El espejo negro

Author: Alfonso Domingo
- Fiction
- Algaida Editores
- ISBN: 9788498777161
- Release Date: 03-30-2012
-Reviewed by: Eduardo de Lamadrid

Alfonso Domingo's El espejo negro won the Ateneo de Sevilla XLIII Prize for the Novel. Standing midpoint between a historical novel and a thriller, this novel recounts the story of different lives united by a common pictorial passion: Hieronymus Bosch. The story is told from various points of view, by the artist himself (15th century), by emissaries of Philip II (16th century), by collectors (end of 19th century and first half of 20th century), and by a scholar who specializes in medieval art and works for the Prado museum (21st century).

Of the historical periods involved, perhaps the most interesting is the one that relates the central years in the life of the artist. The author, who obviously has thoroughly researched and documented the events in question, expertly recreates the artist's universe and takes us into the world of Bosch, describing his city, his workshop, his media, and many of his works. The narrative voices include that of Bosch himself, and letters that describe his artistic trajectory. Another historical period, the least important in the novel, takes us to the reign of Philip II and focuses on the monarch's personality, and is also related in epistolary form by his ambassadors to the courts of Europe. Yet another period involves a radical change, taking us to Holland and Nazi concentration camps during World War II. Finally, there is the present, where the thriller is played out.
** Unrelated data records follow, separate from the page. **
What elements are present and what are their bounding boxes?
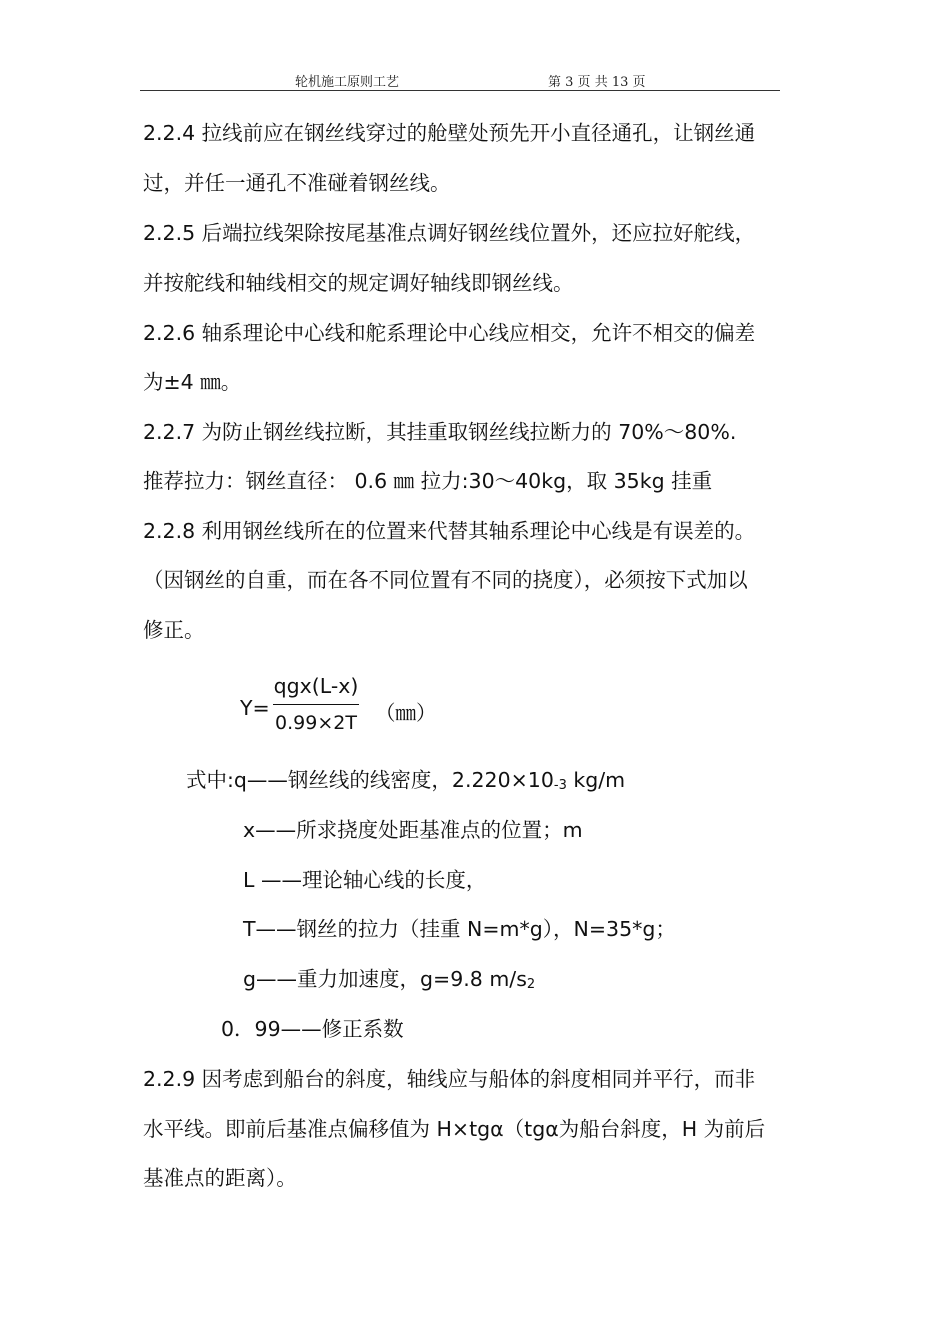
definition-correction-factor: 0．99——修正系数 [221, 1017, 404, 1041]
formula-fraction [273, 672, 359, 737]
header-total-pages: 共 13 页 [594, 75, 646, 90]
paragraph-2-2-9-line-2: 水平线。即前后基准点偏移值为 H×tgα（tgα为船台斜度，H 为前后 [143, 1117, 766, 1141]
paragraph-2-2-5-line-1: 2.2.5 后端拉线架除按尾基准点调好钢丝线位置外，还应拉好舵线， [143, 221, 756, 245]
paragraph-2-2-7-line-2: 推荐拉力：钢丝直径： 0.6 ㎜ 拉力:30～40kg，取 35kg 挂重 [143, 469, 713, 493]
paragraph-2-2-7-line-1: 2.2.7 为防止钢丝线拉断，其挂重取钢丝线拉断力的 70%～80%. [143, 420, 737, 444]
definition-x: x——所求挠度处距基准点的位置；m [243, 818, 583, 842]
paragraph-2-2-9-line-3: 基准点的距离）。 [143, 1166, 297, 1190]
fraction-bar [273, 704, 359, 705]
definition-q-unit: kg/m [566, 768, 626, 792]
definition-T: T——钢丝的拉力（挂重 N=m*g），N=35*g； [243, 917, 676, 941]
definition-q-exponent: -3 [553, 778, 567, 793]
header-page-number: 第 3 页 [548, 75, 591, 90]
paragraph-2-2-9-line-1: 2.2.9 因考虑到船台的斜度，轴线应与船体的斜度相同并平行，而非 [143, 1067, 756, 1091]
definition-q-text: 式中:q——钢丝线的线密度，2.220×10 [186, 768, 554, 792]
paragraph-2-2-4-line-1: 2.2.4 拉线前应在钢丝线穿过的舱壁处预先开小直径通孔，让钢丝通 [143, 121, 756, 145]
paragraph-2-2-5-line-2: 并按舵线和轴线相交的规定调好轴线即钢丝线。 [143, 271, 574, 295]
definition-g-text: g——重力加速度，g=9.8 m/s [243, 967, 527, 991]
paragraph-2-2-8-line-3: 修正。 [143, 618, 205, 642]
paragraph-2-2-8-line-1: 2.2.8 利用钢丝线所在的位置来代替其轴系理论中心线是有误差的。 [143, 519, 756, 543]
definition-L: L ——理论轴心线的长度， [243, 868, 487, 892]
header-page-info [548, 71, 646, 90]
page-header [140, 68, 780, 91]
paragraph-2-2-6-line-1: 2.2.6 轴系理论中心线和舵系理论中心线应相交，允许不相交的偏差 [143, 321, 756, 345]
definition-g-exponent: 2 [526, 977, 536, 992]
formula-numerator: qgx(L-x) [273, 674, 359, 698]
formula-unit: （㎜） [375, 701, 437, 725]
definition-g [243, 965, 535, 997]
formula-denominator: 0.99×2T [275, 712, 357, 734]
definition-q [186, 766, 625, 798]
formula-lhs: Y= [240, 696, 270, 720]
paragraph-2-2-6-line-2: 为±4 ㎜。 [143, 370, 242, 394]
header-title: 轮机施工原则工艺 [295, 75, 400, 90]
paragraph-2-2-4-line-2: 过，并任一通孔不准碰着钢丝线。 [143, 171, 451, 195]
paragraph-2-2-8-line-2: （因钢丝的自重，而在各不同位置有不同的挠度），必须按下式加以 [143, 568, 748, 592]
The story begins and ends with a game of cards, a metaphor for life that prepares us for what is about to happen. We first meet Jerónimo Díaz, an anarchist painter exiled in Paris after the Spanish Civil War. There he will meet a mysterious character who will send him on the adventure of his life and to Amsterdam to copy an unknown painting that will become his obsession, Jonah and the Whale by Hieronymus Bosch. However, the outbreak of World War II and the occupation of Holland by the Nazis will endanger his work, his personal security and the people whom he loves because of that mysterious painting and the alchemical secret hidden within it. Elsewhere in the novel, seventy years later we meet the medieval art expert Javier Carreño, commissioned by the Prado museum to curate a very important exhibition of Bosch's works. Carreño leads a boring, gray, academic life that is suddenly overturned by a fortuitous encounter with a young female painter, Himiko, who will be the nexus between that young painter who survived the Spanish Civil War and the Nazi concentration camps and the enigmatic work of the Flemish painter. Although the two stories are narrated together, and interspersed with episodes from the lives of Bosch and Philip II, there is no confusion in the reader's mind.

The novel mixes esotericism, tarot and alchemy with Nazism and the dark economic interests which have always plagued mortals. It offers, in addition, a perspective on a considerable portion of European history, visiting some of its most emblematic cities, imperial Madrid, Venice, Amsterdam and Paris, among others.

The plot has been expertly constructed and the story is fast paced, but not furiously so, and never becomes a roller coaster without sense or meaning. Although the documentation is thorough, the author rarely succumbs to the temptation of explaining more than what the narrative requires.

In short, Domingo uses the bases of the historical thriller genre and adds a more deliberate style, a better design, and meticulous research.